Update README.md

196c0f5 verified about 1 month ago

2.79 kB

language:
  - en
  - fr
license: apache-2.0
library_name: transformers
tags:
  - video-search
  - v-jepa
  - multi-modal
  - temporal-grounding
  - action-retrieval
datasets:
  - max044/Charades_v1_480
metrics:
  - loss

VL-JEPA Custom (V-JEPA 2 + Qwen 2.5 + MiniLM)

English Description

This model is a custom implementation of the VL-JEPA (Video-Language Joint Embedding Predictive Architecture) inspired by Meta AI's research.

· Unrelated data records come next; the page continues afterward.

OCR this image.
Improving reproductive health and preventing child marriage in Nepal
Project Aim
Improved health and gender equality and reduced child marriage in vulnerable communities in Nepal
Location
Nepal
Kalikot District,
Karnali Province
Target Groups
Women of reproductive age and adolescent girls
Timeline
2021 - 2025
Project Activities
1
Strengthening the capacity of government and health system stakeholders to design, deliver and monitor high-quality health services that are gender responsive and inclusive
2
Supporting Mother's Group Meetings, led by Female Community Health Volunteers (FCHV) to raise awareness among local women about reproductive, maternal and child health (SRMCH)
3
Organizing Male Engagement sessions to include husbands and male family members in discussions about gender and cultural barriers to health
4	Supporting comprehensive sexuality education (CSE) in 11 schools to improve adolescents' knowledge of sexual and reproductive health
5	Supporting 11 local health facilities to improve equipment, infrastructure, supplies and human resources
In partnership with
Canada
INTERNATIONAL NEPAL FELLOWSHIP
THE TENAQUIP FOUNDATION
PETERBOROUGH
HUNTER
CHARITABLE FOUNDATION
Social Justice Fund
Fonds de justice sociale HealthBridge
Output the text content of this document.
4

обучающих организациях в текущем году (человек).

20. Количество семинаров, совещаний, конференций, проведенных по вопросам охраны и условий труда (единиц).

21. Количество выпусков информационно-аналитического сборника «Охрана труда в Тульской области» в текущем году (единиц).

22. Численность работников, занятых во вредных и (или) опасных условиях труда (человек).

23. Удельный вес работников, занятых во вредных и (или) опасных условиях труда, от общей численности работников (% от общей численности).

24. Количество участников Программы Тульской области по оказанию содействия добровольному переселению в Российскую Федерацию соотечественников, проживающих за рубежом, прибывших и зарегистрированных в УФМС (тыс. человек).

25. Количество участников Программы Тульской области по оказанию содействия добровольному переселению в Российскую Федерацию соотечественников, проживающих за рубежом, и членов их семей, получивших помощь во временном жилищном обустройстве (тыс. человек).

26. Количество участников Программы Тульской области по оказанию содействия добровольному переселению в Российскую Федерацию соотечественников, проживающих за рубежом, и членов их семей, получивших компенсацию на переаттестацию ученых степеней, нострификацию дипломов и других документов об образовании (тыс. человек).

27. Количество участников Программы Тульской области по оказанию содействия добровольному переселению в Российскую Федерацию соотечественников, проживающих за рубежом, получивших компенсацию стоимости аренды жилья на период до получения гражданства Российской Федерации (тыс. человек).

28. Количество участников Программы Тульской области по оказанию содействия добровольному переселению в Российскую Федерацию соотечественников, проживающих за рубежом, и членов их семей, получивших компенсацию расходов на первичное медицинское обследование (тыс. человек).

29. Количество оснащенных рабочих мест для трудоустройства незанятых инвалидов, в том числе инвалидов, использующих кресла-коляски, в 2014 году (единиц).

It is designed for Temporal Moment Retrieval (finding specific actions in videos).

Architecture

X-Encoder (Video): Frozen V-JEPA 2 (ViT-L).
Predictor (Refinement): Qwen 2.5 0.5B fine-tuned using LoRA (Low-Rank Adaptation).
Y-Encoder (Text Target): Frozen all-MiniLM-L6-v2.

Training Details

Dataset: Charades-STA (Academic dataset for video action localization).
Optimization: LoRA with $r = 64$ and $\alpha=128$ , targeting q_proj and v_proj in Qwen.
Learning Rate: 3e-4 with Cosine Warmup.
Outcome: Only 0.2% of parameters are trainable, making it extremely lightweight to train and run.

Description en Français

Ce modèle est une implémentation personnalisée de VL-JEPA, inspirée des travaux de Meta AI. Il est optimisé pour la recherche d'actions temporelles dans les vidéos (Temporal Moment Retrieval).

Architecture

Encodeur Vidéo (X) : V-JEPA 2 (ViT-L) gelé.
Prédicteur : Qwen 2.5 0.5B adapté avec LoRA.
Encodeur Texte (Y) : all-MiniLM-L6-v2 gelé.

Détails d'Entraînement

Dataset : Charades-STA.
Méthode : Entraînement via LoRA $r = 64$ , $\alpha=128$ .
Coût : Approche très économique, entraînée pour environ 5$ sur Vast.ai.

Usage / Utilisation

import torch
from vljepa.config import Config
from vljepa.models import VLJepa

# Load model
config = Config()
model = VLJepa(config)
checkpoint = torch.load("best.pth", map_location="cpu")
model.predictor.load_state_dict(checkpoint["predictor_state_dict"])
model.y_encoder.projection.load_state_dict(checkpoint["y_projection_state_dict"])
model.eval()

# Localizing an action
# (Requires preprocessing frames and tokenizing query)

Refer to the source code for full inference pipeline with sliding window and NMS.